A big step forward was made in 2007, when the Norwegian telecommunications firm Telenor began setting up a collection of art made since 2000, combining very young artists with more established ones. The collection has been shown at various public venues around Serbia, in accordance with the company’s explicit aim to decentralise culture in Serbia. Kjell-Morten Johnsen, CEO of Telenor in Serbia is quoted on the company’s website saying he hopes that the Telenor collection will be ‘an invitation for other companies to provide help in development of the art market in this country’.
Darka Radosavljević, founder of the independent art association Remont, served as an advisor for the establishment of the Telenor collection. While in her writings, Radosavljević laments a turn to ‘management art’ since the late 1990s in Serbia, with artists applying marketing principles to their work, she welcomes the interest of Telenor. Although Telenor’s efforts in the field of contemporary art also belong to a marketing strategy, they represent a bold move in an area of activity that is rather marginal in the local public consciousness.
If Serbian artists have become more calculating in formulating clear themes and thinking in terms of target groups, as Radosavljević argues, this has been a side-effect of their search for a place on the global scene. At the 2009 Venice Biennale, Katerina Zdjelar, who lives in Rotterdam, showed a work which reflected on the role of language as a vehicle for intercultural communication. In the video, entitled ‘There is no is’, the artist tries in vain to teach a Japanese woman to correctly pronounce her name. Zdjelar cleverly presented the globe-trotting visitors to the Biennale with a situation they will have easily identified with. Importantly, Zdjelar affirmed Serbian cultural identity as one of the many centres of our polycentric world worth engaging with.

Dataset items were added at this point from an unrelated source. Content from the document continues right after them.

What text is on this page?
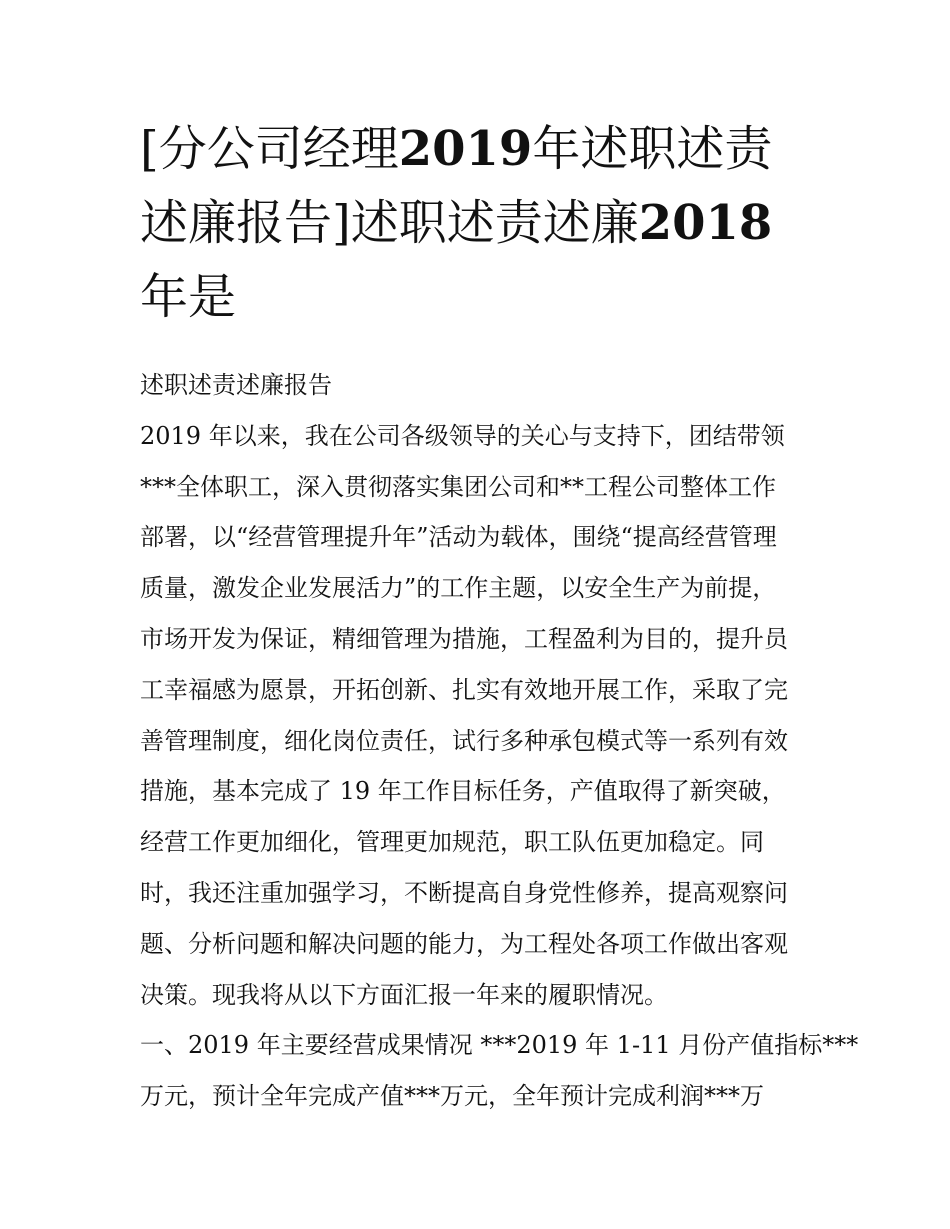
[分公司经理2019年述职述责
述廉报告]述职述责述廉2018
年是
述职述责述廉报告
2019 年以来，我在公司各级领导的关心与支持下，团结带领
***全体职工，深入贯彻落实集团公司和**工程公司整体工作
部署，以“经营管理提升年”活动为载体，围绕“提高经营管理
质量，激发企业发展活力”的工作主题，以安全生产为前提，
市场开发为保证，精细管理为措施，工程盈利为目的，提升员
工幸福感为愿景，开拓创新、扎实有效地开展工作，采取了完
善管理制度，细化岗位责任，试行多种承包模式等一系列有效
措施，基本完成了 19 年工作目标任务，产值取得了新突破，
经营工作更加细化，管理更加规范，职工队伍更加稳定。同
时，我还注重加强学习，不断提高自身党性修养，提高观察问
题、分析问题和解决问题的能力，为工程处各项工作做出客观
决策。现我将从以下方面汇报一年来的履职情况。
一、2019 年主要经营成果情况 ***2019 年 1-11 月份产值指标***
万元，预计全年完成产值***万元，全年预计完成利润***万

Fortunately, over the course of the past decade Serbia has not just exported artists but increasingly attracted artists and curators from abroad. Real Presence, an annual international workshop for art students founded by Student Cultural Centre veteran Biljana Tomić celebrated its 10th anniversary in September and has already attracted hundreds of students from all over the world. The October Salon has gone international, with a non-Serbian curator being appointed every other year. This year, Johan Pousette and Celia Prado from Sweden are mounting the exhibition, which will address questions of the mediation of history. The complex network of the Serbian contemporary art scene, of which Belgrade is only one site, has provided a key critical platform for the analysis of political change in Serbia and beyond. It is to be hoped that it will obtain the institutional support it deserves.